La ciudad de Tánger acogió el 15 de marzo de 2026 el “Foro de la Fraternidad Humana y el iftar compartido”, con la participación de líderes religiosos, intelectuales y actores de la sociedad civil de las tres religiones monoteístas. El evento fue organizado por la Fundación Adam para la Fraternidad Humana en un ambiente simbólico y espiritual que refleja los valores universales del diálogo y la convivencia.
Este encuentro coincidió con el Día Internacional para Combatir la Islamofobia y el mes sagrado del Ramadán, donde los participantes evocaron la figura del Mohammed V y su compromiso histórico con la dignidad humana, destacando que la protección del ser humano es un valor común para toda la humanidad.
Los asistentes también destacaron el papel de la Comandancia de los Creyentes en Marruecos, bajo el liderazgo del Mohammed VI, en la promoción de un islam moderado basado en la tolerancia, la justicia y el equilibrio, así como en el fortalecimiento del diálogo interreligioso y la coexistencia pacífica.
El programa incluyó visitas a lugares de culto como la sinagoga judía y la iglesia católica, además de la plantación de árboles simbólicos que representan las tres religiones, y una oración conjunta por la paz. Uno de los momentos más destacados fue el llamado a la oración del magreb dentro de la iglesia, en una escena que simboliza el respeto mutuo.

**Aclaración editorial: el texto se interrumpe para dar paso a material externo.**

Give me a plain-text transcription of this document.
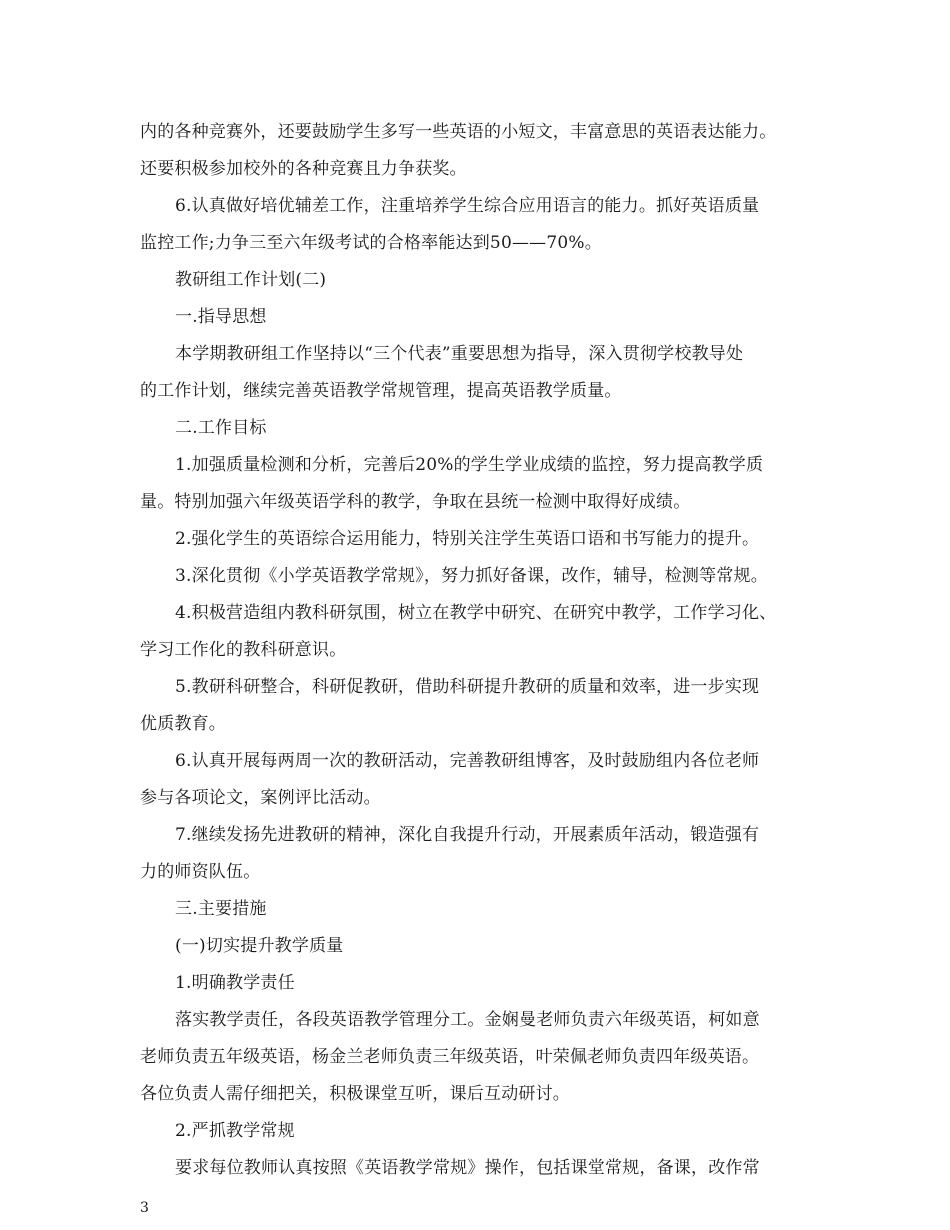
内的各种竞赛外，还要鼓励学生多写一些英语的小短文，丰富意思的英语表达能力。
还要积极参加校外的各种竞赛且力争获奖。
6.认真做好培优辅差工作，注重培养学生综合应用语言的能力。抓好英语质量
监控工作;力争三至六年级考试的合格率能达到50——70%。
教研组工作计划(二)
一.指导思想
本学期教研组工作坚持以“三个代表”重要思想为指导，深入贯彻学校教导处
的工作计划，继续完善英语教学常规管理，提高英语教学质量。
二.工作目标
1.加强质量检测和分析，完善后20%的学生学业成绩的监控，努力提高教学质
量。特别加强六年级英语学科的教学，争取在县统一检测中取得好成绩。
2.强化学生的英语综合运用能力，特别关注学生英语口语和书写能力的提升。
3.深化贯彻《小学英语教学常规》，努力抓好备课，改作，辅导，检测等常规。
4.积极营造组内教科研氛围，树立在教学中研究、在研究中教学，工作学习化、
学习工作化的教科研意识。
5.教研科研整合，科研促教研，借助科研提升教研的质量和效率，进一步实现
优质教育。
6.认真开展每两周一次的教研活动，完善教研组博客，及时鼓励组内各位老师
参与各项论文，案例评比活动。
7.继续发扬先进教研的精神，深化自我提升行动，开展素质年活动，锻造强有
力的师资队伍。
三.主要措施
(一)切实提升教学质量
1.明确教学责任
落实教学责任，各段英语教学管理分工。金娴曼老师负责六年级英语，柯如意
老师负责五年级英语，杨金兰老师负责三年级英语，叶荣佩老师负责四年级英语。
各位负责人需仔细把关，积极课堂互听，课后互动研讨。
2.严抓教学常规
要求每位教师认真按照《英语教学常规》操作，包括课堂常规，备课，改作常
3
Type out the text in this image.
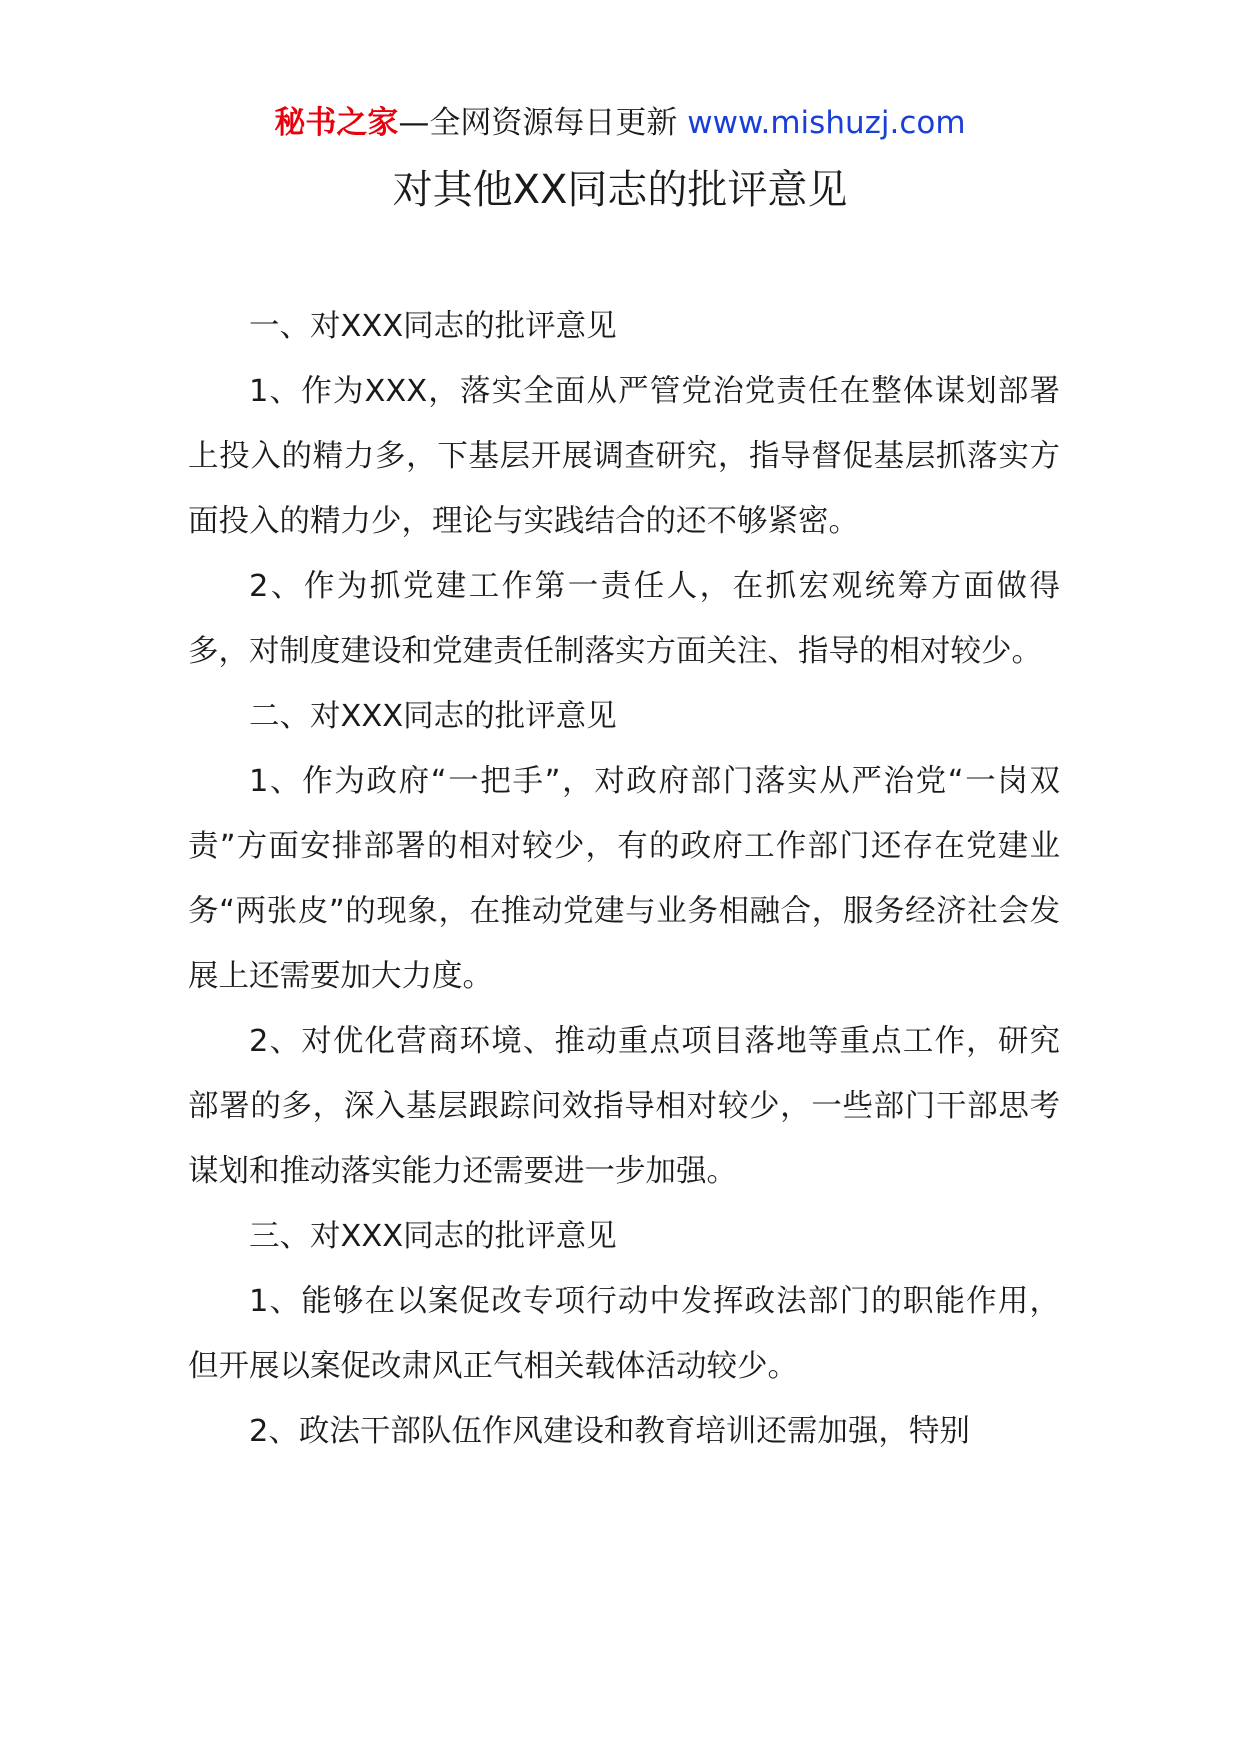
秘书之家—全网资源每日更新 www.mishuzj.com
对其他XX同志的批评意见

一、对XXX同志的批评意见

1、作为XXX，落实全面从严管党治党责任在整体谋划部署上投入的精力多，下基层开展调查研究，指导督促基层抓落实方面投入的精力少，理论与实践结合的还不够紧密。

2、作为抓党建工作第一责任人，在抓宏观统筹方面做得多，对制度建设和党建责任制落实方面关注、指导的相对较少。

二、对XXX同志的批评意见

1、作为政府“一把手”，对政府部门落实从严治党“一岗双责”方面安排部署的相对较少，有的政府工作部门还存在党建业务“两张皮”的现象，在推动党建与业务相融合，服务经济社会发展上还需要加大力度。

2、对优化营商环境、推动重点项目落地等重点工作，研究部署的多，深入基层跟踪问效指导相对较少，一些部门干部思考谋划和推动落实能力还需要进一步加强。

三、对XXX同志的批评意见

1、能够在以案促改专项行动中发挥政法部门的职能作用，但开展以案促改肃风正气相关载体活动较少。

2、政法干部队伍作风建设和教育培训还需加强，特别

Tras debatir los desafíos globales como los conflictos, las guerras y los discursos de odio, los participantes subrayaron que las religiones no son causa de enfrentamientos, sino fuentes de valores como la paz, la justicia y la misericordia.
Al finalizar el foro, se anunció la adopción de la “Carta de Tánger para la Fraternidad Humana y la Paz”, concebida como un documento ético y espiritual abierto a líderes religiosos, instituciones y actores internacionales, con el objetivo de promover la cultura del diálogo, la tolerancia y la paz en el mundo.
El mensaje de Tánger se presenta así como un llamado sincero a la humanidad para reforzar la justicia, la convivencia y la solidaridad, destacando que la verdadera fuerza de las naciones reside en la protección del ser humano y no en el poder militar.